For Arsenal, it’s a chance to end a two-game losing streak having fallen to defeats against Crystal Palace and Wolves in the past week, though their struggles away from home will be brought under the spotlight again.
Here’s a look at the talking points for the Gunners’ clash.
BALANCING PREMIER LEAGUE AND EUROPE A HEADACHE FOR EMERY
Arsenal’s push for a top-four spot and Europa League triumph is about to leave the squad stretched thin. From here on out, the Gunners play Sunday, Thursday, Sunday, Thursday, and Sunday, before a two-and-a-half week break until the Europa League final if Unai Emery’s side prevail against Valencia.
Two years ago, United manager Jose Mourinho effectively ceded the Premier League route to qualifying for the Champions League, putting out a weakened side against Arsenal in between Europa League semi-final ties despite a top-four finish still being achievable. A win would have moved United within one point of the top four, but Mourinho put all his eggs in the European basket – a decision that paid off, as they lifted the trophy.
A win on Sunday would put Arsenal into the top four, at least temporarily, depending on the result from United-Chelsea. Yet their away form has been abysmal this season – they have more losses, seven, than wins (six). And Leicester will be no cakewalk.
The narrow margins this season, with just four points covering Tottenham, Chelsea, Arsenal, and United – make the decision on rotation a tougher one than what Mourinho had in 2017. But Emery will have a headache soon.
NO QUICK FIXES TO ARSENAL DEFENCE
Shkodran Mustafi was the villain of the piece when Arsenal lost to Palace, allowing Wilfried Zaha to walk past him and restore the Eagles’ lead in a game ultimately decided by one goal. The German was duly dropped – only for Emery’s side to put in an abject performance defensively in their loss to Wolves.
Mustafi wasn’t the only defender not to make it into Wednesday’s XI having played on Sunday – Konstantinos Mavropanos also struggled against Palace, and lost his place to fellow Greek centre-back Sokratis.
So what is the answer for Emery?
Leicester are just the sort of side that can hurt Arsenal. Jamie Vardy is a nuisance for the best defenders, Demarai Gray has the pace to trouble Ashley Maitland-Niles, and James Maddison will spot any gap in the Gunners’ defence – and they’ve been leaving plenty.
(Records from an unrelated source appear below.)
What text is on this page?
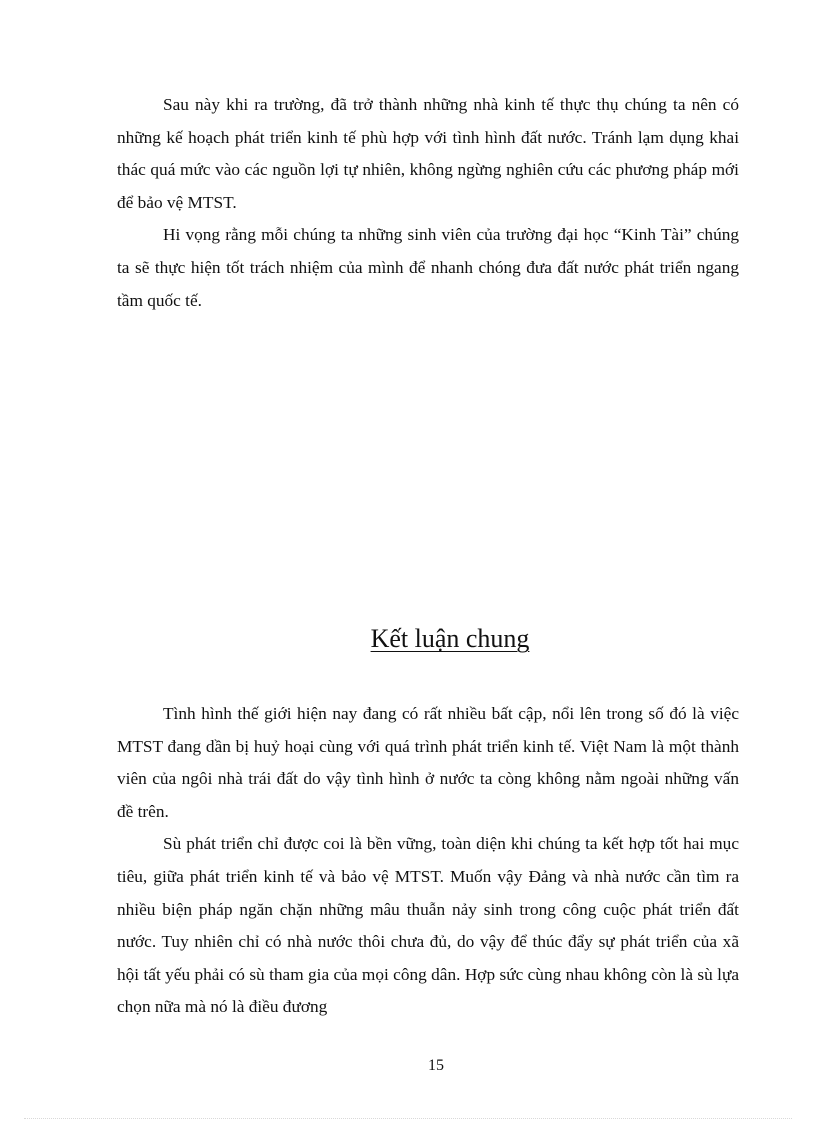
Sau này khi ra trường, đã trở thành những nhà kinh tế thực thụ chúng ta nên có những kế hoạch phát triển kinh tế phù hợp với tình hình đất nước. Tránh lạm dụng khai thác quá mức vào các nguồn lợi tự nhiên, không ngừng nghiên cứu các phương pháp mới để bảo vệ MTST.

Hi vọng rằng mỗi chúng ta những sinh viên của trường đại học “Kinh Tài” chúng ta sẽ thực hiện tốt trách nhiệm của mình để nhanh chóng đưa đất nước phát triển ngang tầm quốc tế.

Kết luận chung

Tình hình thế giới hiện nay đang có rất nhiều bất cập, nổi lên trong số đó là việc MTST đang dần bị huỷ hoại cùng với quá trình phát triển kinh tế. Việt Nam là một thành viên của ngôi nhà trái đất do vậy tình hình ở nước ta còng không nằm ngoài những vấn đề trên.

Sù phát triển chỉ được coi là bền vững, toàn diện khi chúng ta kết hợp tốt hai mục tiêu, giữa phát triển kinh tế và bảo vệ MTST. Muốn vậy Đảng và nhà nước cần tìm ra nhiều biện pháp ngăn chặn những mâu thuẫn nảy sinh trong công cuộc phát triển đất nước. Tuy nhiên chỉ có nhà nước thôi chưa đủ, do vậy để thúc đẩy sự phát triển của xã hội tất yếu phải có sù tham gia của mọi công dân. Hợp sức cùng nhau không còn là sù lựa chọn nữa mà nó là điều đương

15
The Arsenal manager could opt to switch to a back three, bringing in Sead Kolasinac to play at left-back and pushing Nacho Monreal. It’s a system that has worked for Emery quite often this season – though not against Palace. And it would leave Arsenal vulnerable on the counter, which would be music to Leicester City ears.
There are no quick fixes for Arsenal at the back.
LEICESTER CITY THE KING-MAKERS
Leicester City’s fixture list puts them in an intriguing position during the Premier League run-in. They face Arsenal on Sunday, then Manchester City the following Monday, before ending the season with a home fixture against Chelsea, which means they will have a direct impact on both the title race and the fight for the top four.
That they face Arsenal and Chelsea, both poor away sides, at home is good news for United and Spurs fans, with those two sides having done the double over the Foxes this season.
Meanwhile, Leicester have already had their say in the title race, getting a shock win against City in December and then battling back for a draw at Anfield a month later when Liverpool had the chance to go seven points clear with a win.
And of course, Brendan Rodgers – the last manager to have Liverpool involved in a title race, when they fell just short in 2014 – has his own target. European football is still on the cards if Leicester finish seventh, with a heated battle involving themselves, Wolves, Everton, and Watford still ongoing.
It’s no miraculous title campaign, but these are still exciting times at the King Power Stadium.